Para quem não sabe, o comercial descreve a atitude ideal do torcedor brasileiro em relação à Copa do Mundo que se aproxima. Consta de uma sucessão de imagens bélicas e melodramáticas, onde supostos torcedores carrancudos, gritam, choram e batem no peito.
Para deixar ainda mais claro a observadores menos atentos que o que se espera realmente são guerras e batalhas, mistura essas cenas com outras, fictícias, devidamente produzidas e filmadas, de um grande exército medieval em ação. Se as imagens falam por si, o pior é o som.
Vozes jovens alucinadas urrando palavras de ordem num tom ameaçador, histérico, a lembrar manifestações das mais radicais e intolerantes agrupamentos que, infelizmente, existem no interior de qualquer sociedade.

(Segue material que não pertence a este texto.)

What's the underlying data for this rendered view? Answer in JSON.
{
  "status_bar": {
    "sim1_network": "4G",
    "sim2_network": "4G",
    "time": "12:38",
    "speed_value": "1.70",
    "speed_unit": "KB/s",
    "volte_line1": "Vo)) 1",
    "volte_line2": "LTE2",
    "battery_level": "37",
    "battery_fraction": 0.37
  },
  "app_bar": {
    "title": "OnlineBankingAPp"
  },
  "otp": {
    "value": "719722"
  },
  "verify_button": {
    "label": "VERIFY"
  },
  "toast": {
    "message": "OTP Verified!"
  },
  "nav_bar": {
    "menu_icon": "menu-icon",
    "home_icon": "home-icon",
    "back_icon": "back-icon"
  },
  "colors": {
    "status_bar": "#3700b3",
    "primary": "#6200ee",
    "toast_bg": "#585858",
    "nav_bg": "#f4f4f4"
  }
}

Eu me permito transcrever algumas das frases vociferadas: "Eu queria que a seleção fosse para a Copa, como quem vai para uma batalha!" "Eu quero guerreiros!", "Vamos para a guerra juntos! 180 milhões de guerreiros!" "Sou guerreiro!" No final do filme, num golpe de surrealismo que faria as delícias de Luis Buñuel, o locutor, contrariando o tom anterior de toda a mensagem, recomenda sabiamente: "Beba com moderação." O diretor de marketing da Brahma, no mesmo site do Clube de Criação continua: "A mensagem que queremos passar ao torcedor é que, além de ser a primeira marca brasileira a patrocinar oficialmente uma Copa do Mundo, o desejo da Brahma é despertar a atitude guerreira da seleção em todos os 190 milhões de brasileiros." Com todo o respeito que tenho pela Brahma, cuja publicidade acompanho, até por dever de ofício, há mais de quarenta anos, e que me pareceu sempre celebrar a alegria e a irreverência popular, essas declarações inspiram alguns comentários. O que eu espero da seleção é que jogue bola.
Acho que o que nos derrotou em 2006 não foi a falta de guerreiros, mas foi o Zidane, que não era exatamente um guerreiro.
Quanto aos 190 milhões, espero que honrem nossa tradição de saber perder, como fizemos em 1950 em pleno Maracanã, ou como fizemos em 1982, encantando o mundo.
O resto é apenas apelar para o que há de pior na sociedade brasileira.
Que é o que faz esse equivocado comercial dessa grande empresa.
E de repente, a razão pela qual penso nele com tanta freqüência me aparece claramente: é que, de certo modo, o confundo com as cenas reais que aconteceram no estádio de Curitiba domingo passado.
Ao revê-las me ocorre uma pergunta: os torcedores que, ensandecidos, fizeram o que fizeram no Paraná seriam "guerreiros" ou "brameiros"?
Ou os dois?
Infelizmente não foi possível alertá-los para invadirem e quebrarem tudo "com moderação".
Disse tudo! Faltou responsabilidade à Brahma!